The contrast between the formats of The Black Tides of Heaven and The Red Threads of Fortune draws attention to the themes of each novella. Whereas the first novella took place over decades, the sequel took place over a period of a few days; this draws a sharp contrast between the strengths and weaknesses of each twin. In the first novella, Mokoya was psychologically held hostage by her visions of the future; in the sequel, she is tormented by visions of her past. The novella urges readers to question how one's unchangeable past might control one's present, and whether or not someone can change their own destiny.

==Background==
The novella was published on the same day as The Black Tides of Heaven. The Red Threads of Fortune was written first but takes place after the events of The Black Tides of Heaven. In their pitch to Tor.com, Neon Yang stated that they had more Tensorate stories to tell.

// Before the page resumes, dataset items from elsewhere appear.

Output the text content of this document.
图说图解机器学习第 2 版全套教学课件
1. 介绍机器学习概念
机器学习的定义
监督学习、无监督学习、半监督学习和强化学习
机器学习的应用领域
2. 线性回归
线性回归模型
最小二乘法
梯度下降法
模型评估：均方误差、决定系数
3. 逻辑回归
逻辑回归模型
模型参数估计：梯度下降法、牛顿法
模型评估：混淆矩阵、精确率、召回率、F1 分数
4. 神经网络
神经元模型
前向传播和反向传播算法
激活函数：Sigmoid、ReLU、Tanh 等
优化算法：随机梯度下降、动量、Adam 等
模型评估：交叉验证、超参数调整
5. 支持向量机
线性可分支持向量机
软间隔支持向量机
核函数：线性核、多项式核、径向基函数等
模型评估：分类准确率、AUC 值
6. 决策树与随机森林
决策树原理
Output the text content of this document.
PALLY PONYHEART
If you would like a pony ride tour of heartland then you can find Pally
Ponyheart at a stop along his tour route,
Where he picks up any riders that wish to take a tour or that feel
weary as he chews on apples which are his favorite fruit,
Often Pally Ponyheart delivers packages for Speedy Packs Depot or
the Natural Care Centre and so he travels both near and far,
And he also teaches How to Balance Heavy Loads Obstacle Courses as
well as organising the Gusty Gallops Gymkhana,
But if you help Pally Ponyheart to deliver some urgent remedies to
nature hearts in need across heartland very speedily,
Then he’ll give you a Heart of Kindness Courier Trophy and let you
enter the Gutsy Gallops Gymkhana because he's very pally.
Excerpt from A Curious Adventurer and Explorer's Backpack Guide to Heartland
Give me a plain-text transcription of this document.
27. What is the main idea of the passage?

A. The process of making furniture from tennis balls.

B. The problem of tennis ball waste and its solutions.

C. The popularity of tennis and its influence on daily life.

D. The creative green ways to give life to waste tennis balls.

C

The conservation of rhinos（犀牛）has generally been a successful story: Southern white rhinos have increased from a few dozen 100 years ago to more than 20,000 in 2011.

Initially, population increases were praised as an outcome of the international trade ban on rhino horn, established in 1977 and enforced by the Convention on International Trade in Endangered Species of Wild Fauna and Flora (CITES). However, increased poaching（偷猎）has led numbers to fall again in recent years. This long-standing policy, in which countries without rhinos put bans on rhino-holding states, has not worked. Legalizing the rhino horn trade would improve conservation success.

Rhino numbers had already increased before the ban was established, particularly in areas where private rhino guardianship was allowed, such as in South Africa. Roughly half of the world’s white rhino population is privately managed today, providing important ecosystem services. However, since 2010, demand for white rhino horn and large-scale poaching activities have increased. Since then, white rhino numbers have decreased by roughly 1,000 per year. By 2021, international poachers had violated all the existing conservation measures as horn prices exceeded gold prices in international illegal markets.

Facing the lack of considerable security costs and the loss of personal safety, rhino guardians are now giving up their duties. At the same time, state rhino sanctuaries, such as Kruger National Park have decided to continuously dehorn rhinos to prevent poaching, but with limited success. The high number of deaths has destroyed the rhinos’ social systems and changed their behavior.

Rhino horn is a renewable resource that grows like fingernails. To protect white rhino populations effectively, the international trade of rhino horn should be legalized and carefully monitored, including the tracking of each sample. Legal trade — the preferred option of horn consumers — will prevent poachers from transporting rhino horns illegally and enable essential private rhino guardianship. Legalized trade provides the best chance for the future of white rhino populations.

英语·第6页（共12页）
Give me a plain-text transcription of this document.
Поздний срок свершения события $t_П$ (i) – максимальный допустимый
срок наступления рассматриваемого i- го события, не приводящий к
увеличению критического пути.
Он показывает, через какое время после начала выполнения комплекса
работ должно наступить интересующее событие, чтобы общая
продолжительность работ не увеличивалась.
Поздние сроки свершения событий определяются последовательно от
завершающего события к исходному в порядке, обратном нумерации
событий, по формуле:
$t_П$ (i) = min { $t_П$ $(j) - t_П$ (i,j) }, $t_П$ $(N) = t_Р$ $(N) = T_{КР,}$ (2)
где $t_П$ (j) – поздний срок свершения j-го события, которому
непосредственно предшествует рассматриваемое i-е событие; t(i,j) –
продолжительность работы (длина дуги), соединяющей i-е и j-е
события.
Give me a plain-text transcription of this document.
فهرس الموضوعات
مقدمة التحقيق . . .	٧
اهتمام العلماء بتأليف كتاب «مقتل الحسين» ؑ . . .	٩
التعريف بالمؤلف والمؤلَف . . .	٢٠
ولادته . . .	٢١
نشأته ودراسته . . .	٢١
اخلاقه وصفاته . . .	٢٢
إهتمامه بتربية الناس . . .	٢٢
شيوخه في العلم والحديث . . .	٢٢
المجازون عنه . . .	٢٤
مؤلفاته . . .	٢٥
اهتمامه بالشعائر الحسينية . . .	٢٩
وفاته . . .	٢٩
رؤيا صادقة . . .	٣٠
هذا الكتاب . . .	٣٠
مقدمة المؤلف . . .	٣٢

Though only one novella had been written at the time, this led to the idea of publishing both debut novellas on the same day.

==Reception==
The novella received moderately positive reviews. A reviewer for Locus found The Red Threads of Fortune to be more enjoyable than its prequel, stating that it had a more compelling emotional arc. Writing for the New York Times, Hugo-winning novelist N. K. Jemisin highly recommended the Tensorate novellas, praising their worldbuilding and magic system. Publishers Weekly gave a mixed review, praising the novella for its action sequences and depiction of trauma, while criticizing it for "murky" and "underdeveloped" descriptions of diplomatic conflicts.

==Notes==
A. The surname is Sanao and the given name is Mokoya. In the Tensorate series, most characters' surnames are written first.